Отдельно в новую холщевую сумку, с отпечатком портрета «Че Геваре» на ней, он положил драный джемпер и заодно синюю спортивную куртку от лыжного костюма, надо поменять молнию. Это для Олиной мамы, в ремонт.
Опытному декоратору собраться, что нищему подпоясаться.
В свою весьма вместительную дорожную сумку он уложил вещи, и прочие необходимые в командировке предметы, включая кипятильник, надел любимую куртку с капюшоном.
На вешалке осталась висеть та самая старенькая куртка из коричневого дерматина, которую ему подарил когда-то приятель Виктор, еще в Котласе, чтобы он не замерз на Севере дальнем.
Он долго носил ее, не выбрасывал, берег как талисман, как память о юности.
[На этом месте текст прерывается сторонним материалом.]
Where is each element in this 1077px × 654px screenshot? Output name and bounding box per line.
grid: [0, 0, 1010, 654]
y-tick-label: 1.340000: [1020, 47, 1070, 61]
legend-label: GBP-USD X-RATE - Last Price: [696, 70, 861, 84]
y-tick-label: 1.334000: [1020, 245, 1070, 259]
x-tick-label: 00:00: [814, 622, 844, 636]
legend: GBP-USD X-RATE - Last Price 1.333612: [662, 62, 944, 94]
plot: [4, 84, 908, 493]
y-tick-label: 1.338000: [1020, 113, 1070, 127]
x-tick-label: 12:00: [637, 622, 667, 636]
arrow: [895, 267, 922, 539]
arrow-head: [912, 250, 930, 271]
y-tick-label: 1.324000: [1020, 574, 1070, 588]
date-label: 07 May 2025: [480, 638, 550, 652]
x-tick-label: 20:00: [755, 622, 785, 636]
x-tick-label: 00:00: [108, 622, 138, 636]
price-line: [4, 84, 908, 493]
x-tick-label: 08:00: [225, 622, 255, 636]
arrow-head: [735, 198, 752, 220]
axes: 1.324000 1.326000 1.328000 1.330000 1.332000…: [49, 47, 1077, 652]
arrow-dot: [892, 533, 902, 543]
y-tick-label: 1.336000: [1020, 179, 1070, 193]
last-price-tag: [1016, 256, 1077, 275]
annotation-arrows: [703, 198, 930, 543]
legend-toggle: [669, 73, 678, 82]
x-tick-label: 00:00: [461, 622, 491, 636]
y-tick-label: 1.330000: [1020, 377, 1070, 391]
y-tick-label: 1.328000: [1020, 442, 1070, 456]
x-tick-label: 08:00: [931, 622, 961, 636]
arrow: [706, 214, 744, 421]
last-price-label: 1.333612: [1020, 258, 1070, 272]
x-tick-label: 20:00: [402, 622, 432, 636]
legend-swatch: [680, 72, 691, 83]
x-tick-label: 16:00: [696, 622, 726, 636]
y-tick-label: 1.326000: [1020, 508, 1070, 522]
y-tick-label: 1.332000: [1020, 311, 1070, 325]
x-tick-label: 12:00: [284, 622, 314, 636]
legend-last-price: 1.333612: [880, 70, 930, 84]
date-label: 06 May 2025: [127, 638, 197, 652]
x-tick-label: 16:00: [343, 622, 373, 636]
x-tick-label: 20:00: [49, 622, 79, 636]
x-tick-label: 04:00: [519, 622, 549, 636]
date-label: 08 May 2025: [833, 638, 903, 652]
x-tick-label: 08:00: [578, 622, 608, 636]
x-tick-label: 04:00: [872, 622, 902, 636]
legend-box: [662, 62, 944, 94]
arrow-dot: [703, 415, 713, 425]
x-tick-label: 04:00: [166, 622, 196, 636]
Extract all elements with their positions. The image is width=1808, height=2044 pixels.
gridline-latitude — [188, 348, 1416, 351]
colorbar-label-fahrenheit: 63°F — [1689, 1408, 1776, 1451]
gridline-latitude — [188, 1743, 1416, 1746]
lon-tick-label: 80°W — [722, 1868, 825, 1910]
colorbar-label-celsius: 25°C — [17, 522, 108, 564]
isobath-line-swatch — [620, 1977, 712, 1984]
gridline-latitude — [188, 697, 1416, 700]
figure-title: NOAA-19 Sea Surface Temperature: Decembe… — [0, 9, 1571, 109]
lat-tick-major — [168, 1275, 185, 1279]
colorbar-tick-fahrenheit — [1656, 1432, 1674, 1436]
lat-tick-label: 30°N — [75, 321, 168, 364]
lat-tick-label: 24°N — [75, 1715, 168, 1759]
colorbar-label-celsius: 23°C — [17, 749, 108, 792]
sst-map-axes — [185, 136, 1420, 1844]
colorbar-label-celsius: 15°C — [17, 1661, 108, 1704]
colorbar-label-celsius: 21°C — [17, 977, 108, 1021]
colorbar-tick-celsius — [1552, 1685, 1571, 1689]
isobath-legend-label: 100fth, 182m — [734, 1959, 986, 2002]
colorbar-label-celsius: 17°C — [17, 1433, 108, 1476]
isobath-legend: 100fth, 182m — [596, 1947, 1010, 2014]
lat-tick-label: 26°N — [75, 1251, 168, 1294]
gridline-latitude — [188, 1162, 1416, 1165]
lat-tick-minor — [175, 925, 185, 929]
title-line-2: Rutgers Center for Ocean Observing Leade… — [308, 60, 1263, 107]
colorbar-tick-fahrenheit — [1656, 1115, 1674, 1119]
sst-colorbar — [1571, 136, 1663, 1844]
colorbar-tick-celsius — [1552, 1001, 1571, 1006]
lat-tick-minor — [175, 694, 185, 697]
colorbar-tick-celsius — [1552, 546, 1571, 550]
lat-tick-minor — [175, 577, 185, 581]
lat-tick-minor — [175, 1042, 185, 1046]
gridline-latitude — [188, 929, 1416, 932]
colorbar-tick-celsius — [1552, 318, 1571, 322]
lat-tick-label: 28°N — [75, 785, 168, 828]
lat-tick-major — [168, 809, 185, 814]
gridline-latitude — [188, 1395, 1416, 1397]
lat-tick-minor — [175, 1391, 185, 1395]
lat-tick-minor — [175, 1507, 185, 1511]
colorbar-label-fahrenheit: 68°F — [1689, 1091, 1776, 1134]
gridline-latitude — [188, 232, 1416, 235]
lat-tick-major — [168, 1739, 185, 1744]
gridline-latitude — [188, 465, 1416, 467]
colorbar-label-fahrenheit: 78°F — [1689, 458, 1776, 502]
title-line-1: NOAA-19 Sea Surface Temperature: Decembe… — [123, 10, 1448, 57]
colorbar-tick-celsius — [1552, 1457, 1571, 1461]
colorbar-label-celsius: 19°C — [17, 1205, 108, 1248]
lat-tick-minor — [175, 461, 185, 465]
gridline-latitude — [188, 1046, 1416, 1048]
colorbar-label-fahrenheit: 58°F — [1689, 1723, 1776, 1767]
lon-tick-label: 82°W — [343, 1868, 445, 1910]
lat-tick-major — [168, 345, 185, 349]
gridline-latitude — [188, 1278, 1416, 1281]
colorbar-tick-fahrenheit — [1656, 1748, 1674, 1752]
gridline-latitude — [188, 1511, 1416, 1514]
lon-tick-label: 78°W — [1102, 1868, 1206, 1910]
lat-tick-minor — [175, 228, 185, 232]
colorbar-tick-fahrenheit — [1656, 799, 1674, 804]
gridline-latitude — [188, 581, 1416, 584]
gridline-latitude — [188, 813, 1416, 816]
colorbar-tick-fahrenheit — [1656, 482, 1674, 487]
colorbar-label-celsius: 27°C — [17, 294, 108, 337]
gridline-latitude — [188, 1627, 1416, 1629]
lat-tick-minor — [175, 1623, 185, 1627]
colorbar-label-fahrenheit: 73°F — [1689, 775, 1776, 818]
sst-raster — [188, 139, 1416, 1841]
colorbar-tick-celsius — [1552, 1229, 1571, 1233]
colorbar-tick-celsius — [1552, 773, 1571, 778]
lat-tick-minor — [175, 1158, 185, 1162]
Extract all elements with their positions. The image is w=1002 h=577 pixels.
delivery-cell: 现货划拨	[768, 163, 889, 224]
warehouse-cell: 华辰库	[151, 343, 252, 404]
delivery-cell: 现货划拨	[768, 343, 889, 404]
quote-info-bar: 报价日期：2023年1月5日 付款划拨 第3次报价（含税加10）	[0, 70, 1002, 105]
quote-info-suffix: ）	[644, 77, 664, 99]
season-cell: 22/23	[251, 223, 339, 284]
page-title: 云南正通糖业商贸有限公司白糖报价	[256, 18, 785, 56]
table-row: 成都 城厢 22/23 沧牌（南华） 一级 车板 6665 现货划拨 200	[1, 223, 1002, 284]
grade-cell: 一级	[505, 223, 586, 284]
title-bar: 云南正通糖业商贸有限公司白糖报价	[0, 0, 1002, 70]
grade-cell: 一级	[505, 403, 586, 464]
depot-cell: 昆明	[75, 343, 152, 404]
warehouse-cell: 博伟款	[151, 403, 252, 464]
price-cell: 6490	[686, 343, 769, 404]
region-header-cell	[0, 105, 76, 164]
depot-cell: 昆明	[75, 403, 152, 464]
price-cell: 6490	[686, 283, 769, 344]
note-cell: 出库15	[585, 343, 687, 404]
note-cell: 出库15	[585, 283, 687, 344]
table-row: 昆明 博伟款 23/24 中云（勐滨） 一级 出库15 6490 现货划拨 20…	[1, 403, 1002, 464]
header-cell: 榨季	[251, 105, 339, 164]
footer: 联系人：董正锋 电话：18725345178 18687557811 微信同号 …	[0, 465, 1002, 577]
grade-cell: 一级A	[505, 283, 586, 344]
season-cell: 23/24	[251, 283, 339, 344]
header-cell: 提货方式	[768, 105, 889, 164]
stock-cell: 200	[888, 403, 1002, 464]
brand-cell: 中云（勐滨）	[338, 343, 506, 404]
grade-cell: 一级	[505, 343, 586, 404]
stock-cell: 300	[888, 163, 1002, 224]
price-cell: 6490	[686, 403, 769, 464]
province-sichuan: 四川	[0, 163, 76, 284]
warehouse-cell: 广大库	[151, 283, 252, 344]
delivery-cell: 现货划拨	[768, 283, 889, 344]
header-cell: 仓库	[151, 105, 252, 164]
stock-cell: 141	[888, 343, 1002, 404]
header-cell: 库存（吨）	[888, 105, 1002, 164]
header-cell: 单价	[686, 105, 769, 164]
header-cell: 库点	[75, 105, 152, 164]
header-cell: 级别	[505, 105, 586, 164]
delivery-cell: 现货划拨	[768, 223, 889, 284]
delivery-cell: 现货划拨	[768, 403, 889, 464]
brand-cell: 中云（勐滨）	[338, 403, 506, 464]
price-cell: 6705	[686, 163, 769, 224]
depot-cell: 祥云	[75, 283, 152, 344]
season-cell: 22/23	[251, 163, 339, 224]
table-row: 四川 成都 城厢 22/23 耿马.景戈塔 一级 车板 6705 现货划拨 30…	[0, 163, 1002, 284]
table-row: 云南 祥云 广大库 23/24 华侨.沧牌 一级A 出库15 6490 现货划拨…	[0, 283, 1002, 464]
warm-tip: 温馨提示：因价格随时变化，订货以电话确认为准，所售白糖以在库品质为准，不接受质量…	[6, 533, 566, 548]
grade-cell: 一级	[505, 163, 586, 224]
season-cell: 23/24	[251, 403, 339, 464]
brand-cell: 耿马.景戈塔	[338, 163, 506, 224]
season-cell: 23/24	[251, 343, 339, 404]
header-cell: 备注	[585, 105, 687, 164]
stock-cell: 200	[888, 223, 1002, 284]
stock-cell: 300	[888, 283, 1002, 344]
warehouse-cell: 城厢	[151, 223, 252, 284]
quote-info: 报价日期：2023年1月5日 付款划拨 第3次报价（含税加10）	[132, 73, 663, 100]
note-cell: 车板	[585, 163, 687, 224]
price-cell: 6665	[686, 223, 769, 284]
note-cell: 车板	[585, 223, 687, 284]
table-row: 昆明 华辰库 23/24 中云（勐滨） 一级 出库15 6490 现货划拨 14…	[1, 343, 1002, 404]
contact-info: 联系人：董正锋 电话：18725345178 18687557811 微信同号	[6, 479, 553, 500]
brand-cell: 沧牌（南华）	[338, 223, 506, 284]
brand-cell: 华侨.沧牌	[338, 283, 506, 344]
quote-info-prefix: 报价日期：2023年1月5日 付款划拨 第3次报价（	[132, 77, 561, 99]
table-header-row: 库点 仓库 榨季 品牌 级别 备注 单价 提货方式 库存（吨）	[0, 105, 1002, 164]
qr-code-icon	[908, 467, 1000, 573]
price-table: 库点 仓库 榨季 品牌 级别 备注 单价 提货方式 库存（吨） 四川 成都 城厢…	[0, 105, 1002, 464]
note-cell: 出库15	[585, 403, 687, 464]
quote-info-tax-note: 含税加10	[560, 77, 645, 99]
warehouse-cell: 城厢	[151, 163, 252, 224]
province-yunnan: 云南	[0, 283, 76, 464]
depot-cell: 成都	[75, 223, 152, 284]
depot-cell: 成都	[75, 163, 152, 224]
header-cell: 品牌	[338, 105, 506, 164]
Погладил, улыбнулся дорогим сердцу воспоминаниям. Ну все, теперь можно и ехать.
Присев на дорожку, вскочил, подхватил сумки, запер дверь комнаты, затем входную дверь и поспешил к метро…
Снова Днепропетровск
(Восемь лет спустя)
Курский вокзал. Идет посадка на скорый поезд «Москва – Днепропетровск», среди прочих пассажиров и съемочная группа, занявшая почти половину вагона. Помимо личных вещей, загрузили кофры, чемоданы со съемочной аппаратурой отдельным грузом, в сопровождении операторской группы. Наконец, поехали.
В одном из купе разместилась дружная компания.
Помимо Николая, второй режиссер Владимир Березко, звукооператор Владимир Бахмацкий, и молодой паренек Витя Шереметьев, ассистент режиссера по реквизиту.
Поначалу стали смотреть в окно, глядя на пробегающие мимо знакомые столичные улицы и разнообразные пейзажи.
У Николая в памяти отпечаталась картина прощания с Ольгой, когда она, накормив его, вручила еще и большой пакет с едой в дорогу, а он обнял ее и не хотел выпускать из рук, но все хорошее кончается, и вот он сидит в купе, смотрит в окно, а видит ее, свою желанную и неповторимую.
– Ну что приуныли, братцы-кролики. Не пора ли отметить день отъезда? – оглядел свою команду веселый Березко на правах старшего по возрасту и по должности.
Все встрепенулись. Вынули свои припасы, на столике появилась бутылка водки, вызвавшая оживление.
Тут же проводница принесла чай, и день отъезда был отмечен, как полагается, особенно, когда Николай извлек из пакета большую, зажаренную в духовке куру, извлек из фольги, и ее аромат перебил все остальные.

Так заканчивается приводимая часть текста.